Yesterday the lunch special at Reposado in Palo Alto was green shrimp posole, a hominy stew with shrimp as its central feature (and with other shellfish in the stew) and with green sauce (salsa verde, made with tomatillos). Fabulous.
So tomatillo was today’s morning name, but for an entirely explicable reason.
I’m going to focus on tomatillos here, but first some words on posole.
Discussion of posole (and hominy) in a section of a posting “Thanksgiving meals” of 11/24/11, a section about classic posole: red (with salsa roja, tomato sauce with chiles, or just red with chile powder) and featuring pork. If the menu just says posole, this is what you’ll get; it’s the unmarked hominy stew.
But there are other possibilities: green rather than red, and featuring some central protein other than pork — in particular, chicken (or other poultry) or (swoon) slow-braised lamb. Even (I now discover) in a vegan version, red or green, with tofu and a vegetable broth rather than a meat or seafood broth.
Tomatillos. (The name tomatillo is of course a diminutive of tomate ‘tomato’.) Wikipedia on the plant and its fruit:
The tomatillo (Physalis philadelphica), also known as the Mexican husk tomato, is a plant of the nightshade family bearing small, spherical and green or green-purple fruit of the same name.
Tomatillos originated in Mexico and were cultivated in the pre-Columbian era. A staple of Mexican cuisine, they are eaten raw or cooked in a variety of dishes, particularly salsa verde.
… The tomatillo fruit is surrounded by an inedible, paper-like husk formed from the calyx. As the fruit matures, it fills the husk and can split it open by harvest. The husk turns brown, and the fruit can be several colors when ripe, including yellow, red, green, or even purple. The freshness and greenness of the husk are quality criteria.
Tomatillos are a key ingredient in fresh and cooked Mexican and Central-American green sauces. The green color and tart flavor are the main culinary contributions of the fruit. Purple and red-ripening cultivars often have a slight sweetness, unlike the green- and yellow-ripening cultivars, and are therefore generally used in jams and preserves. Like their close relatives, cape gooseberries, tomatillos have a high pectin content. Another characteristic is they tend to have a varying degree of a sappy sticky coating, mostly when used on the green side out of the husk.

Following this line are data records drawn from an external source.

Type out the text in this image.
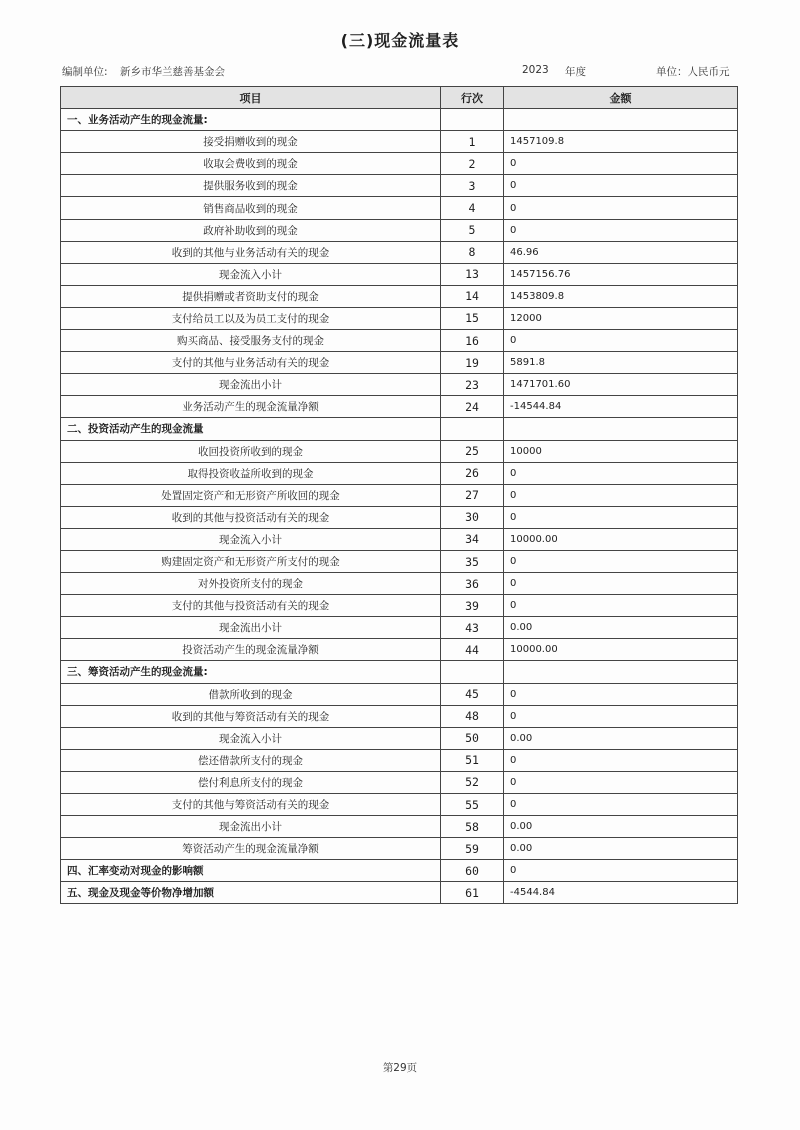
(三)现金流量表
编制单位: 新乡市华兰慈善基金会	2023 年度	单位：人民币元
项目	行次	金额
一、业务活动产生的现金流量:		
接受捐赠收到的现金	1	1457109.8
收取会费收到的现金	2	0
提供服务收到的现金	3	0
销售商品收到的现金	4	0
政府补助收到的现金	5	0
收到的其他与业务活动有关的现金	8	46.96
现金流入小计	13	1457156.76
提供捐赠或者资助支付的现金	14	1453809.8
支付给员工以及为员工支付的现金	15	12000
购买商品、接受服务支付的现金	16	0
支付的其他与业务活动有关的现金	19	5891.8
现金流出小计	23	1471701.60
业务活动产生的现金流量净额	24	-14544.84
二、投资活动产生的现金流量		
收回投资所收到的现金	25	10000
取得投资收益所收到的现金	26	0
处置固定资产和无形资产所收回的现金	27	0
收到的其他与投资活动有关的现金	30	0
现金流入小计	34	10000.00
购建固定资产和无形资产所支付的现金	35	0
对外投资所支付的现金	36	0
支付的其他与投资活动有关的现金	39	0
现金流出小计	43	0.00
投资活动产生的现金流量净额	44	10000.00
三、筹资活动产生的现金流量:		
借款所收到的现金	45	0
收到的其他与筹资活动有关的现金	48	0
现金流入小计	50	0.00
偿还借款所支付的现金	51	0
偿付利息所支付的现金	52	0
支付的其他与筹资活动有关的现金	55	0
现金流出小计	58	0.00
筹资活动产生的现金流量净额	59	0.00
四、汇率变动对现金的影响额	60	0
五、现金及现金等价物净增加额	61	-4544.84
第29页
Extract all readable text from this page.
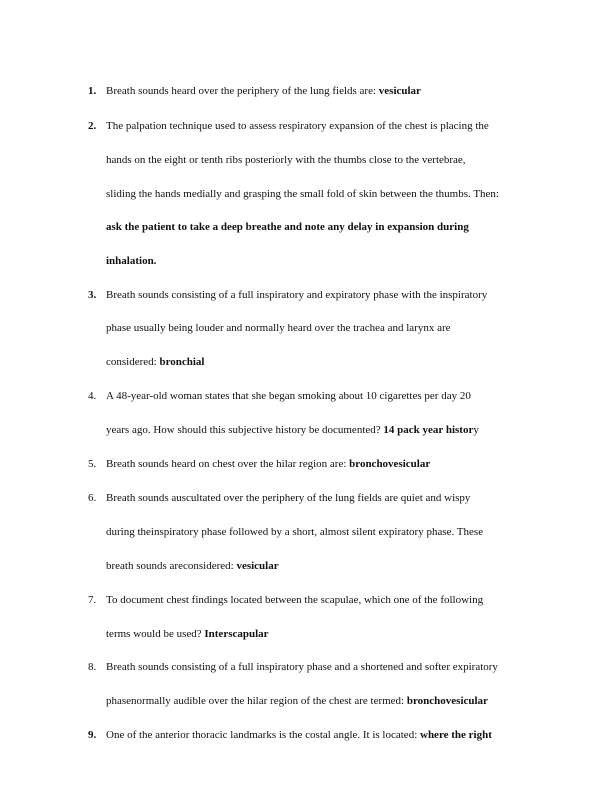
1. Breath sounds heard over the periphery of the lung fields are: vesicular
2. The palpation technique used to assess respiratory expansion of the chest is placing the
hands on the eight or tenth ribs posteriorly with the thumbs close to the vertebrae,
sliding the hands medially and grasping the small fold of skin between the thumbs. Then:
ask the patient to take a deep breathe and note any delay in expansion during
inhalation.
3. Breath sounds consisting of a full inspiratory and expiratory phase with the inspiratory
phase usually being louder and normally heard over the trachea and larynx are
considered: bronchial
4. A 48-year-old woman states that she began smoking about 10 cigarettes per day 20
years ago. How should this subjective history be documented? 14 pack year history
5. Breath sounds heard on chest over the hilar region are: bronchovesicular
6. Breath sounds auscultated over the periphery of the lung fields are quiet and wispy
during theinspiratory phase followed by a short, almost silent expiratory phase. These
breath sounds areconsidered: vesicular
7. To document chest findings located between the scapulae, which one of the following
terms would be used? Interscapular
8. Breath sounds consisting of a full inspiratory phase and a shortened and softer expiratory
phasenormally audible over the hilar region of the chest are termed: bronchovesicular
9. One of the anterior thoracic landmarks is the costal angle. It is located: where the right
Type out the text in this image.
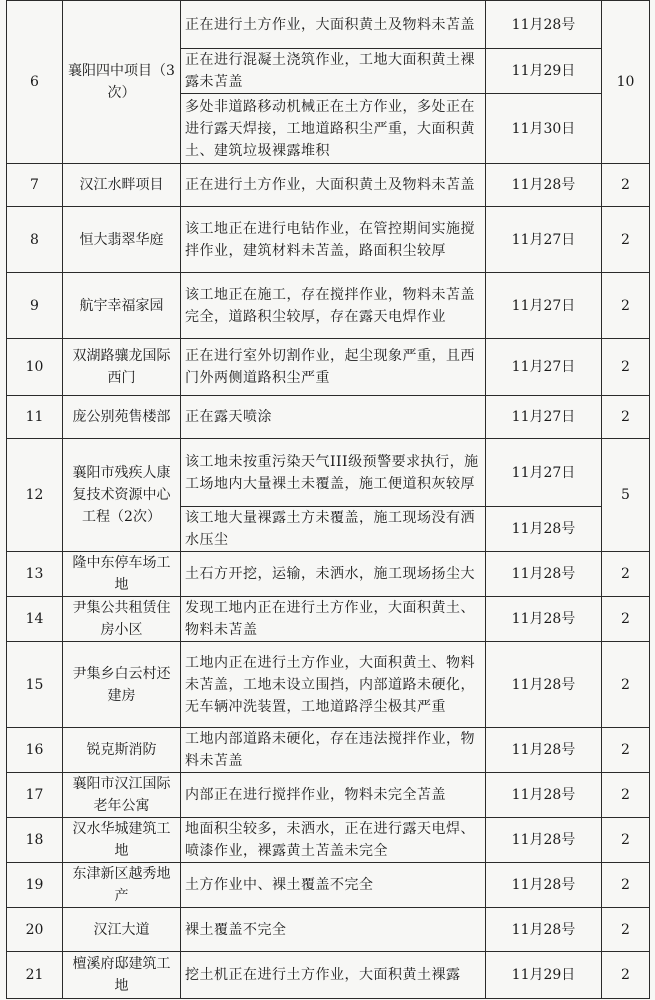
6	襄阳四中项目（3次）	正在进行土方作业，大面积黄土及物料未苫盖	11月28号	10
		正在进行混凝土浇筑作业，工地大面积黄土裸露未苫盖	11月29日	
		多处非道路移动机械正在土方作业，多处正在进行露天焊接，工地道路积尘严重，大面积黄土、建筑垃圾裸露堆积	11月30日	
7	汉江水畔项目	正在进行土方作业，大面积黄土及物料未苫盖	11月28号	2
8	恒大翡翠华庭	该工地正在进行电钻作业，在管控期间实施搅拌作业，建筑材料未苫盖，路面积尘较厚	11月27日	2
9	航宇幸福家园	该工地正在施工，存在搅拌作业，物料未苫盖完全，道路积尘较厚，存在露天电焊作业	11月27日	2
10	双湖路骧龙国际西门	正在进行室外切割作业，起尘现象严重，且西门外两侧道路积尘严重	11月27日	2
11	庞公别苑售楼部	正在露天喷涂	11月27日	2
12	襄阳市残疾人康复技术资源中心工程（2次）	该工地未按重污染天气III级预警要求执行，施工场地内大量裸土未覆盖，施工便道积灰较厚	11月27日	5
		该工地大量裸露土方未覆盖，施工现场没有洒水压尘	11月28号	
13	隆中东停车场工地	土石方开挖，运输，未洒水，施工现场扬尘大	11月28号	2
14	尹集公共租赁住房小区	发现工地内正在进行土方作业，大面积黄土、物料未苫盖	11月28号	2
15	尹集乡白云村还建房	工地内正在进行土方作业，大面积黄土、物料未苫盖，工地未设立围挡，内部道路未硬化，无车辆冲洗装置，工地道路浮尘极其严重	11月28号	2
16	锐克斯消防	工地内部道路未硬化，存在违法搅拌作业，物料未苫盖	11月28号	2
17	襄阳市汉江国际老年公寓	内部正在进行搅拌作业，物料未完全苫盖	11月28号	2
18	汉水华城建筑工地	地面积尘较多，未洒水，正在进行露天电焊、喷漆作业，裸露黄土苫盖未完全	11月28号	2
19	东津新区越秀地产	土方作业中、裸土覆盖不完全	11月28号	2
20	汉江大道	裸土覆盖不完全	11月28号	2
21	檀溪府邸建筑工地	挖土机正在进行土方作业，大面积黄土裸露	11月29日	2
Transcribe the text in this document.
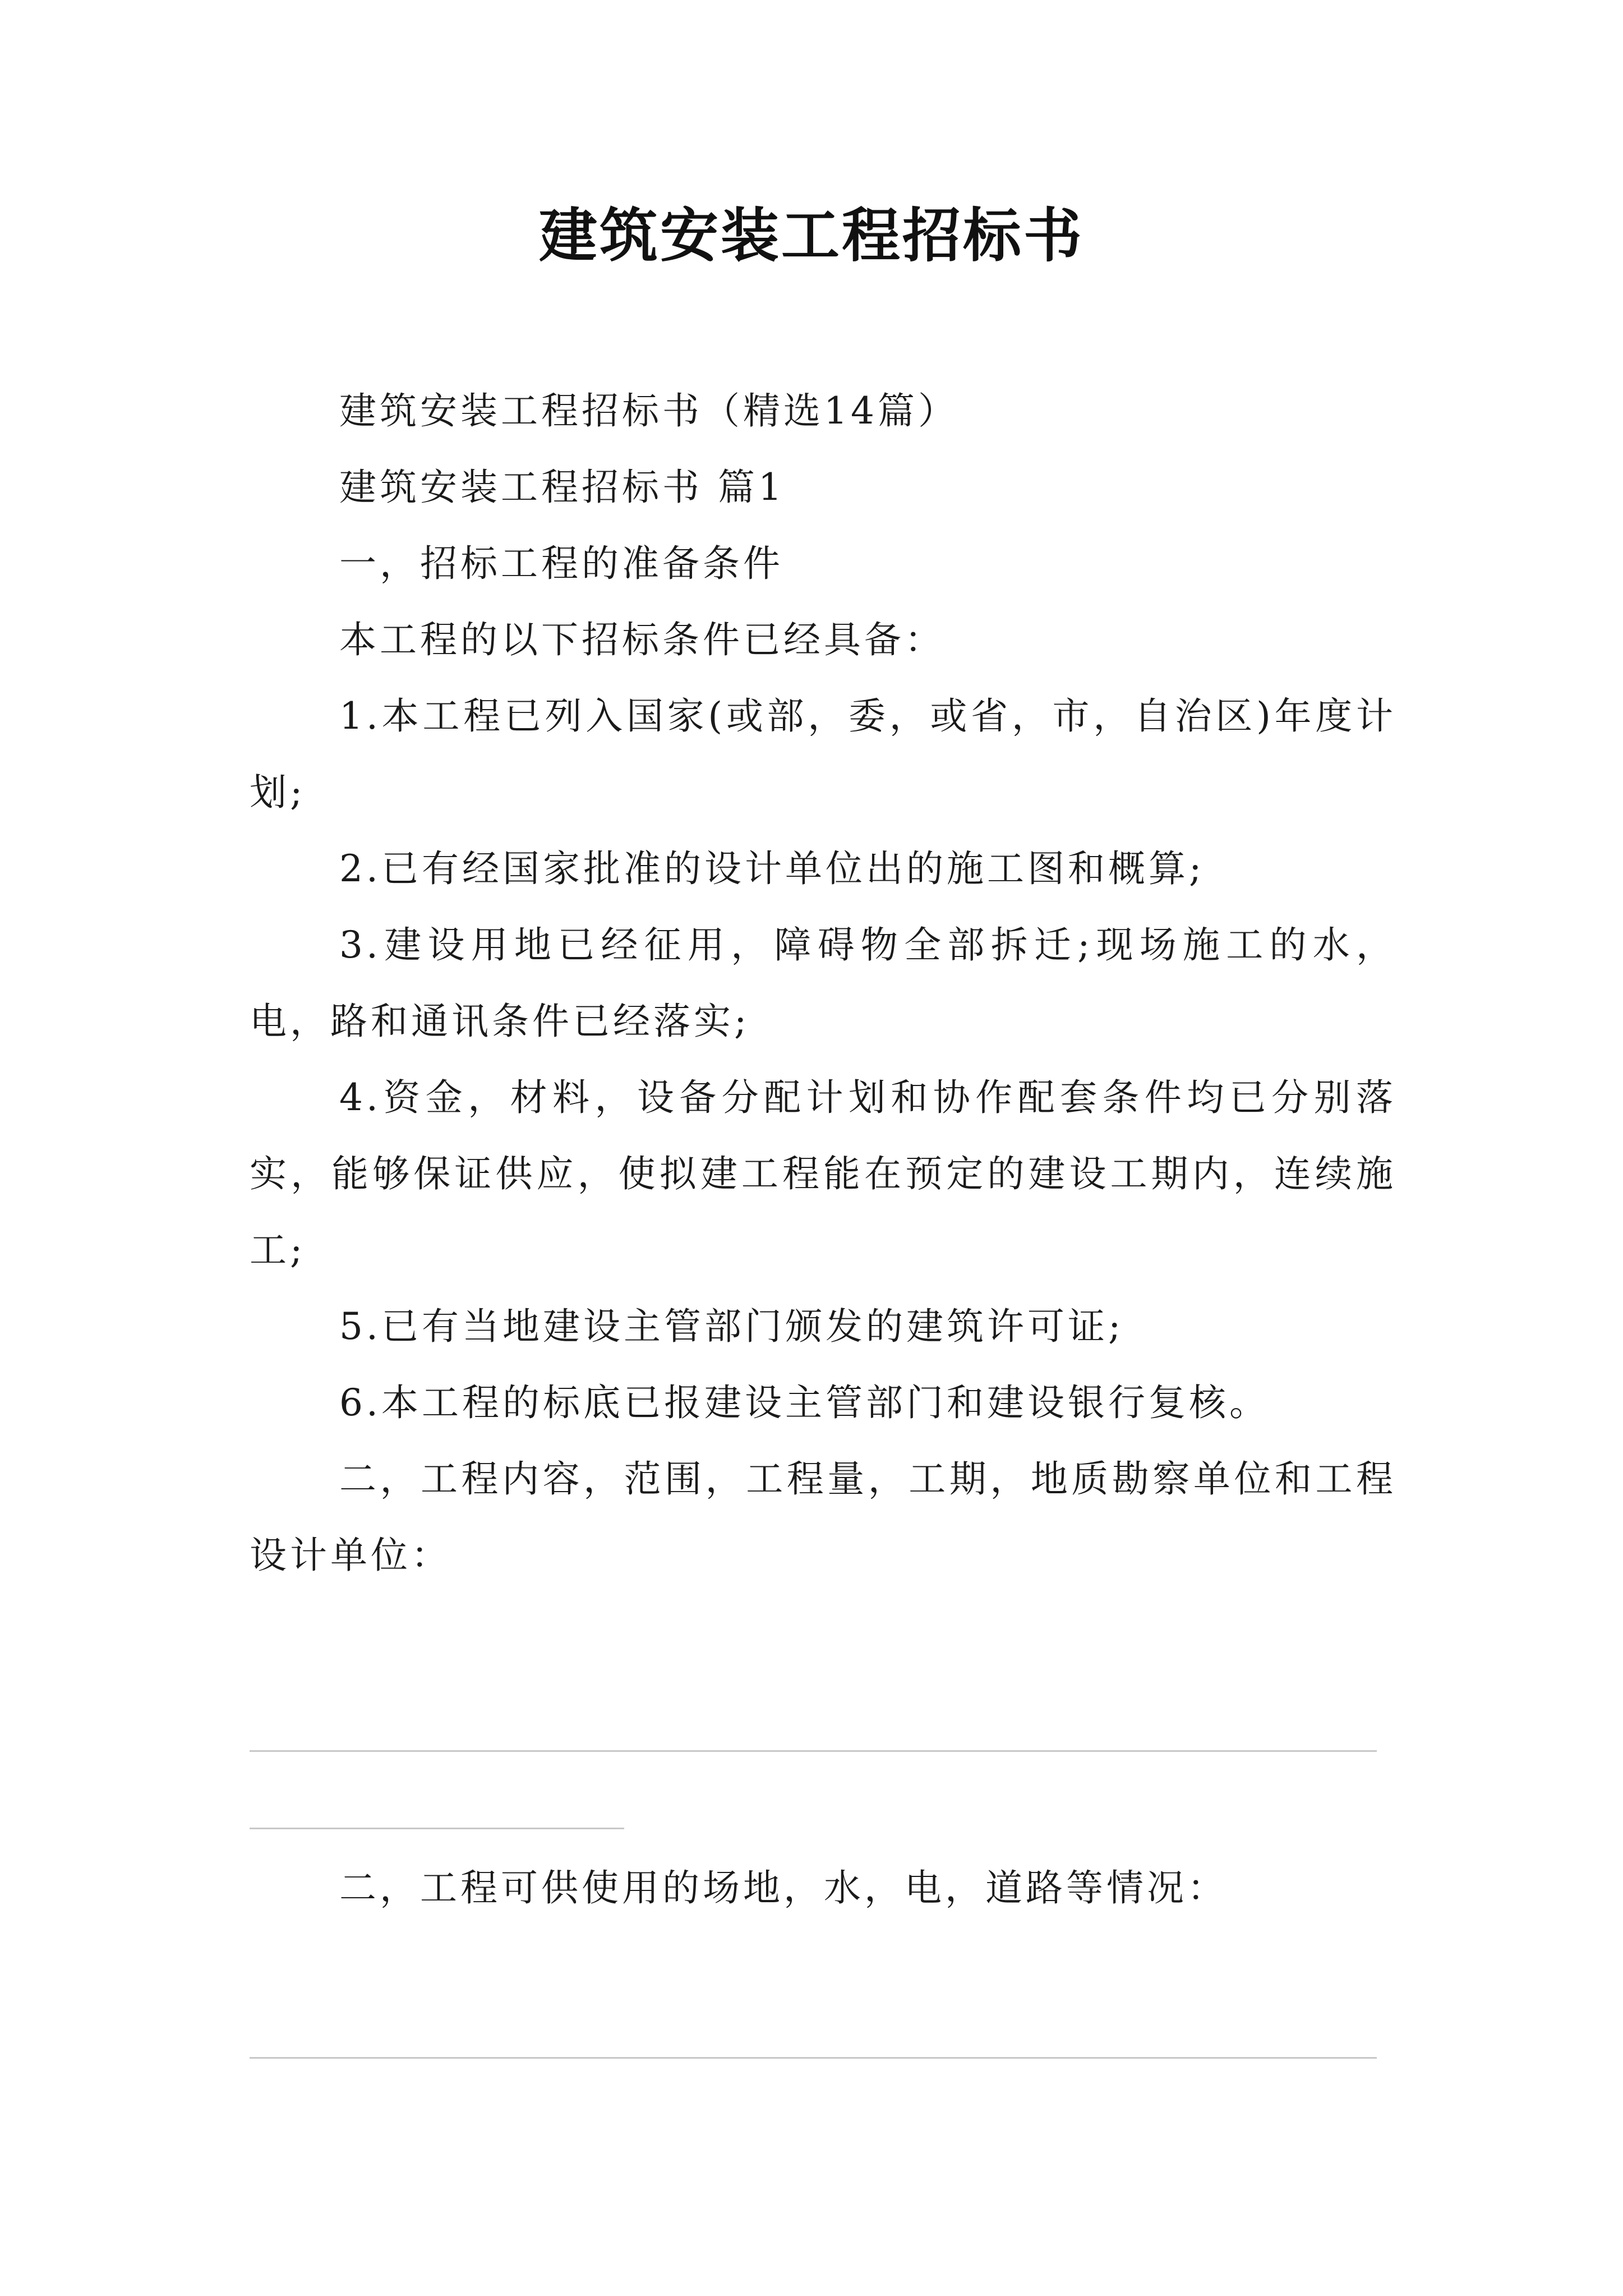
建筑安装工程招标书

建筑安装工程招标书（精选14篇）

建筑安装工程招标书 篇1

一，招标工程的准备条件

本工程的以下招标条件已经具备：

1.本工程已列入国家(或部，委，或省，市，自治区)年度计划;

2.已有经国家批准的设计单位出的施工图和概算;

3.建设用地已经征用，障碍物全部拆迁;现场施工的水，电，路和通讯条件已经落实;

4.资金，材料，设备分配计划和协作配套条件均已分别落实，能够保证供应，使拟建工程能在预定的建设工期内，连续施工;

5.已有当地建设主管部门颁发的建筑许可证;

6.本工程的标底已报建设主管部门和建设银行复核。

二，工程内容，范围，工程量，工期，地质勘察单位和工程设计单位：

二，工程可供使用的场地，水，电，道路等情况：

The flowers are recognizably of the Solanaceae, very similar to tomato flowers:
Notice the leaves, also very similar to the tomato. Here’s the plant (which, like tomato plants, tends to sprawl) with fruits in husks:
Several times in Columbus, I grew tomatillo plants from seed (which is very easy to do), so that we could make our own fresh salsa verde. And here’s the salsa, with a few fruits in and out of husk on the side, plus corn chips for dipping:
Notes on the family. From a posting of 10/17/12 on “gypsum weed etc.”, quoting Wikipedia on Jimson weed:
Datura stramonium, known by the common names Jimson weed or datura is a plant in the Solanaceae (nightshade) family, which is believed to have originated in the Americas, but is now found around the world. [other Solanaceae: potato, tomato, tomatillo, chili pepper and bell pepper, eggplant, Cape gooseberry, Atropa belladonna (deadly nightshade), Chinese lantern, tobacco, petunia]
(Thanks to this 2012 posting, the Solanaceae have now been added to my running inventory of plant families, as #55.)
Plants in this family include a number of food plants, some ornamentals, and several seriously poisonous plants, like Jimson weed and deadly nightshade. In fact, portions of virtually all of the plants in the family are packed with alkaloids that range from mildly to mortally poisonous (for the tobacco plant, famously, the alkaloid nicotine). For the potato plant, only the mature tubers are entirely safe, and for the tomato and tomatillo plants, only the fruits.
The list above misses some plants in the family, at least one of which I’ve posted about on this blog, in “Farewell to the trees” of 8/16/14: the potato vine. There I quoted Wikipedia on the plant:
Solanum crispum is a species of flowering plant in the Solanaceae [“nightshade”] family, native to Chile and Peru. Common names include Chilean potato vine, Chilean nightshade, Chilean potato tree and potato vine. Growing to 6 m (20 ft) tall, it is a semi-evergreen, woody-stemmed climbing plant. The small blue fragrant flowers, 2.5 cm in diameter, with prominent yellow ovaries, appear in clusters in summer. They resemble those of the closely related potato [Solanum tuberosum]. Very small poisonous berries are produced in autumn.
All parts of the plant are to some degree poisonous.